When a candidate obtains a bank loan for use in connection with his or her campaign, the loan is considered to be from the bank and not from the candidate's personal funds.
However, two experts in campaign finance interviewed by The Batavian for this story said Parlato's use of money obtained from a second mortgage to make a personal campaign loan is legal.
"It's her personal money," said Paul Cole, a Republican who was once heavily involved in WNY politics, working for Tom Reynolds and Chris Lee before running David Bellavia's 2012 primary campaign. He is not currently involved with any congressional campaign.
"She's going to be personally responsible for paying back that banknote regardless of what happens in terms of the campaign," Cole said. "She's going to have to pay back that loan."
While the campaign, if it raises enough money, can repay the loan to Parlato, if the campaign for any reason can't raise enough money to pay back the loan, Cole said Parlato is still personally responsible to repay the money to the bank.
Michael E. Toner, an election law attorney in Washington, D.C., also said it is legal for a candidate to take out a second mortgage on his or her own property and then loan that money for a loan to his or her campaign.
A footnote on the FEC site also indicates such a loan is permissible:
The personal funds of a candidate include: Assets which the candidate has a legal right of access to or control over, and which he or she has legal title to or an equitable interest in, at the time of candidacy ...

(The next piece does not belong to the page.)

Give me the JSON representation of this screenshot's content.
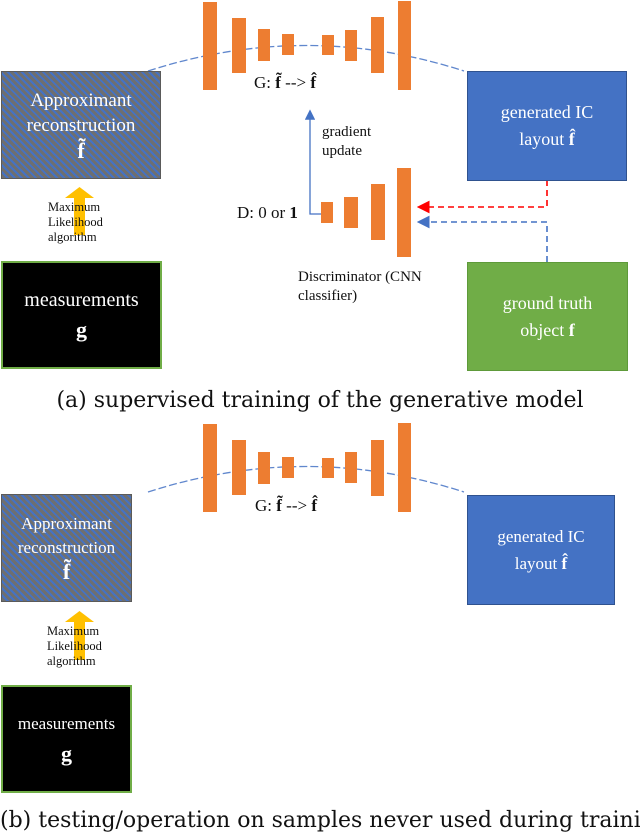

Parlato, who is endorsed by the Conservative Party and is running the GOP primary, has raised $376,691 from individual contributors. She collected another $11,000 from political action committees.
Jacobs, the endorsed Republican in the special election and also a candidate in the primary, has raised $720,856 from individual contributors. He's also raised -- from PACs, other congressional campaigns, and corporations -- $85,699.
The other Republican in the race is Stefan Mychajliw, who has raised $75,576. He's loaned his campaign $465.
Democrat Nate McMurray, running in both the special election and unopposed in the Democratic primary, has raised $527,886. He's received more than $30,000 from PACs and has not loaned his campaign any money.
The Libertarian candidate is Duane Whitmer, who has raised more than $20,000, half of which comes from a loan from himself to his campaign.
CORRECTION: Parlato is not a candidate in the special election, as previously stated.